Quand on va au fond des choses, les Accords de Vo Mimbre étaient plus importants que la bataille proprement dite. La guerre avec les Angaraks était le point culminant de cette succession particulière d’événements, et dans « culminant » il y a « final ». Les Accords de Vo Mimbre donnaient le coup d’envoi d’un nouvel ensemble d’événements et on peut dire que c’était, dans une certaine mesure, un recommencement.
Le résumé des Accords que le Gorim nous lut à l’issue de la réunion n’était que cela : un résumé. Leur substance réelle résidait dans les articles détaillés, et nous veillâmes à ce que les scribes mimbraïques imaginatifs qui avaient rédigé le résumé n’y touchent pas. J’avais vu trop d’absurdités devenir des lois ou apparaître dans des proclamations royales parce qu’un scribe ahuri avait sauté une ligne, ou modifié quelques mots, pour courir le moindre risque. Ces Accords étaient très importants. Les articles que nous avions rédigés traitaient notamment de la façon dont le roi de Riva devait transmettre l’appel aux armes, dont les divers royaumes étaient censés répondre et autres détails logistiques. J’avoue que la présence de Brand, qui venait de défaire Kal-Torak et d’ébranler le monde par cette seule action, me permit d’y introduire plus facilement certains éléments qui devaient absolument y figurer, mais il m’aurait fallu des années pour tenter d’expliquer pourquoi.
C’est Polgara qui dicta –j’emploie ce terme à dessein, car ma douce fille refusa obstinément tout amendement – les détails de la petite cérémonie qui était devenue rituelle depuis les cinq cents dernières années. Mergon, l’ambassadeur de Tolnedrie, faillit faire une crise d’apoplexie avant la fin, et je ne suis pas sûr que Ran Borune n’en ait pas fait une.
— Voici comment les choses se passeront dorénavant, décréta-t-elle, introduisant le sujet d’une façon qui me parut un peu abrupte pour une conférence de paix. Désormais, chaque princesse de l’empire de Tolnedrie se présentera, le jour de son seizième anniversaire, dans sa robe de mariée, à la cour du roi de Riva. Elle y attendra trois jours. Si, au cours de ces trois jours, le roi de Riva vient faire valoir ses droits sur elle, ils seront mari et femme. S’il ne se présente pas, elle sera libre de retourner en Tolnedrie, et son père pourra lui choisir un autre époux.

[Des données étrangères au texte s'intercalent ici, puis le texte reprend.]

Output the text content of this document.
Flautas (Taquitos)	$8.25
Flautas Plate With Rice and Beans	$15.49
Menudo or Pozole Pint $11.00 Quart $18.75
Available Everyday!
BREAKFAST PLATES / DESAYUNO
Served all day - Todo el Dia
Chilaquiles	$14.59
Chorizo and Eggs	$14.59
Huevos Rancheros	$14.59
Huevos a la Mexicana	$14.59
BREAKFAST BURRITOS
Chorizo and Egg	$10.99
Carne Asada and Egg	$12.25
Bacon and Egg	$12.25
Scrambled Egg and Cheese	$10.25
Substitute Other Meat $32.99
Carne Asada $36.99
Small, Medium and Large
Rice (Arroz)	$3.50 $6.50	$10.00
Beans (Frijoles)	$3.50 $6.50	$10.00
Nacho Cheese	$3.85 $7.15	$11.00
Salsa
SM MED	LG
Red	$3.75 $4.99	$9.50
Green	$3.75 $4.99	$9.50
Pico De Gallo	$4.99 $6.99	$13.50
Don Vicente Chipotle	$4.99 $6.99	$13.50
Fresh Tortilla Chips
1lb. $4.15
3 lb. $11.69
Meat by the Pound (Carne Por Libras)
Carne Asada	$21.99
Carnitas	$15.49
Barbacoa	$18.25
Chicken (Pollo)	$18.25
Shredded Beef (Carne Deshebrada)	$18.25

C’est là que Mergon commença à émettre des crachotements, mais Pol coupa court à ses objections et les rois d’Alorie lui apportèrent leur soutien, menaçant d’envahir la Tolnedrie, de brûler ses villes, de disperser son peuple et autres joyeusetés. Je mis un point d’honneur à me rendre en personne à Tol Honeth, l’année suivante, pour prier Ran Borune d’excuser son comportement. La présence des légions à Vo Mimbre avait fait changer le cours de la bataille, et l’ultimatum de Polgara avait de vagues relents d’ingratitude. Je sais qu’elle obéissait à des instructions, mais son attitude cavalière était plutôt de celles que l’on réserve à un ennemi vaincu.

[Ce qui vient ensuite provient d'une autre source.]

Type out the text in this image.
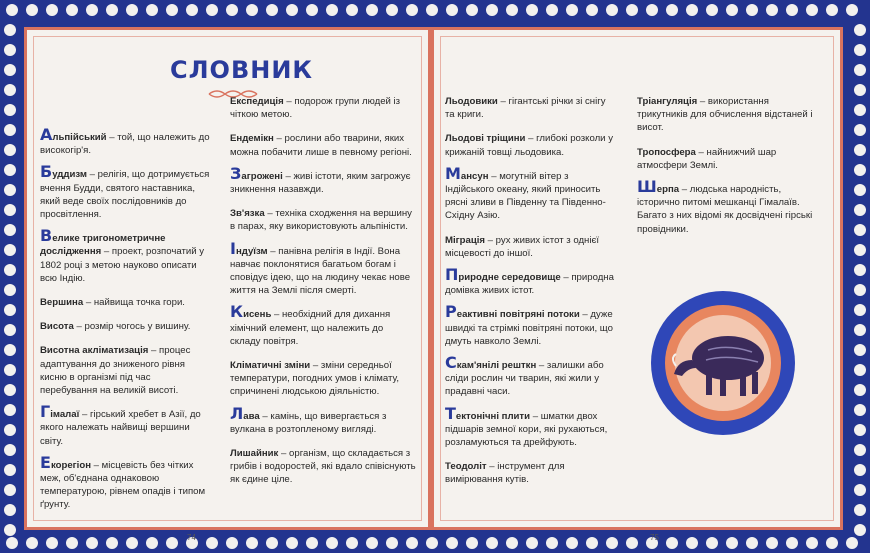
СЛОВНИК
Альпійський – той, що належить до високогір'я.
Буддизм – релігія, що дотримується вчення Будди, святого наставника, який веде своїх послідовників до просвітлення.
Велике тригонометричне дослідження – проект, розпочатий у 1802 році з метою науково описати всю Індію.
Вершина – найвища точка гори.
Висота – розмір чогось у вишину.
Висотна акліматизація – процес адаптування до зниженого рівня кисню в організмі під час перебування на великій висоті.
Гімалаї – гірський хребет в Азії, до якого належать найвищі вершини світу.
Екорегіон – місцевість без чітких меж, об'єднана однаковою температурою, рівнем опадів і типом ґрунту.
Експедиція – подорож групи людей із чіткою метою.
Ендемікн – рослини або тварини, яких можна побачити лише в певному регіоні.
Загрожені – живі істоти, яким загрожує зникнення назавжди.
Зв'язка – техніка сходження на вершину в парах, яку використовують альпіністи.
Індуїзм – панівна релігія в Індії. Вона навчає поклонятися багатьом богам і сповідує ідею, що на людину чекає нове життя на Землі після смерті.
Кисень – необхідний для дихання хімічний елемент, що належить до складу повітря.
Кліматичні зміни – зміни середньої температури, погодних умов і клімату, спричинені людською діяльністю.
Лава – камінь, що вивергається з вулкана в розтопленому вигляді.
Лишайник – організм, що складається з грибів і водоростей, які вдало співіснують як єдине ціле.
Льодовики – гігантські річки зі снігу та криги.
Льодові тріщини – глибокі розколи у крижаній товщі льодовика.
Мансун – могутній вітер з Індійського океану, який приносить рясні зливи в Південну та Південно-Східну Азію.
Міграція – рух живих істот з однієї місцевості до іншої.
Природне середовище – природна домівка живих істот.
Реактивні повітряні потоки – дуже швидкі та стрімкі повітряні потоки, що дмуть навколо Землі.
Скам'янілі решткн – залишки або сліди рослин чи тварин, які жили у прадавні часи.
Тектонічні плити – шматки двох підшарів земної кори, які рухаються, розламуються та дрейфують.
Теодоліт – інструмент для вимірювання кутів.
Тріангуляція – використання трикутників для обчислення відстаней і висот.
Тропосфера – найнижчий шар атмосфери Землі.
Шерпа – людська народність, історично питомі мешканці Гімалаїв. Багато з них відомі як досвідчені гірські провідники.
74	75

Après la conférence, je vous ai dit que nous étions repartis vers le nord, Pol et moi. À la fin de l’été, nous arrivâmes à la frontière avec l’Ulgolande. Nous y fûmes accueillis par un important détachement d’Algarois portant la tenue traditionnelle de cuir noir. Cho-Ram nous avait envoyé une garde d’honneur pour nous escorter. Comme je ne voulais pas l’offenser en refusant, nous traversâmes les montagnes d’Ulgolande et non pas à notre façon, ce qui aurait été beaucoup plus rapide. Après tout, nous n’avions rien de vraiment urgent à faire, alors autant nous plier aux règles de la courtoisie.
Nous nous séparâmes, Pol et moi, en redescendant dans la plaine d’Algarie. Elle suivit les Algarois à la Forteresse tandis que je poursuivais vers le Val, au sud. Je me disais que je n’aurais pas volé de bonnes vacances. Il y avait un quart de siècle que j’étais sur la brèche…
Mais Beldin était d’un autre avis.
— Que dirais-tu d’un petit voyage en Mallorée ? me proposa-t-il quand nous fûmes rentrés à la maison.
— Rien de bon. Mais alors, vraiment rien, si tu veux tout savoir. Qu’y a-t-il de si important en Mallorée ?
— Les Oracles ashabènes. Enfin, j’espère. Je me suis dit que nous pourrions aller à Ashaba, tous les deux, et fouiller la maison de Torak. Il se peut qu’il ait laissé un exemplaire des Oracles dans un coin, et ces prophéties nous seraient très utiles. Tu penses bien que Zedar, Urvon et Ctuchik ne vont pas en rester là. Nous leur avons fichu une sacrée pâtée à Vo Mimbre, et ils vont sûrement tenter de nous revaloir ça. Si nous pouvions mettre la main sur un exemplaire des Oracles, ça nous donnerait peut-être une idée de ce qui nous attend.
— Tu n’as pas besoin de moi pour cambrioler une maison, frangin, répondis-je. Je n’ai pas très envie de visiter un château désert dans les montagnes karandaques.
— Tu n’es qu’un flemmard, Belgarath.
— C’est maintenant que tu t’en rends compte ?
— Bon, je vais te présenter ça autrement. J’ai besoin de toi.
— Pour quoi faire ?
— Parce que je ne sais pas lire l’angarak ancien, triple buse !
— Comment sais-tu que les Oracles sont écrits en angarak ancien ?
— Je n’en sais rien, mais c’est la langue qui a dû venir naturellement à Torak, puisqu’il devait être dans une sorte de transe quand la voix lui a parlé. Si les Oracles sont écrits en angarak ancien, je ne les reconnaîtrais pas même s’ils étaient placardés sur les murs.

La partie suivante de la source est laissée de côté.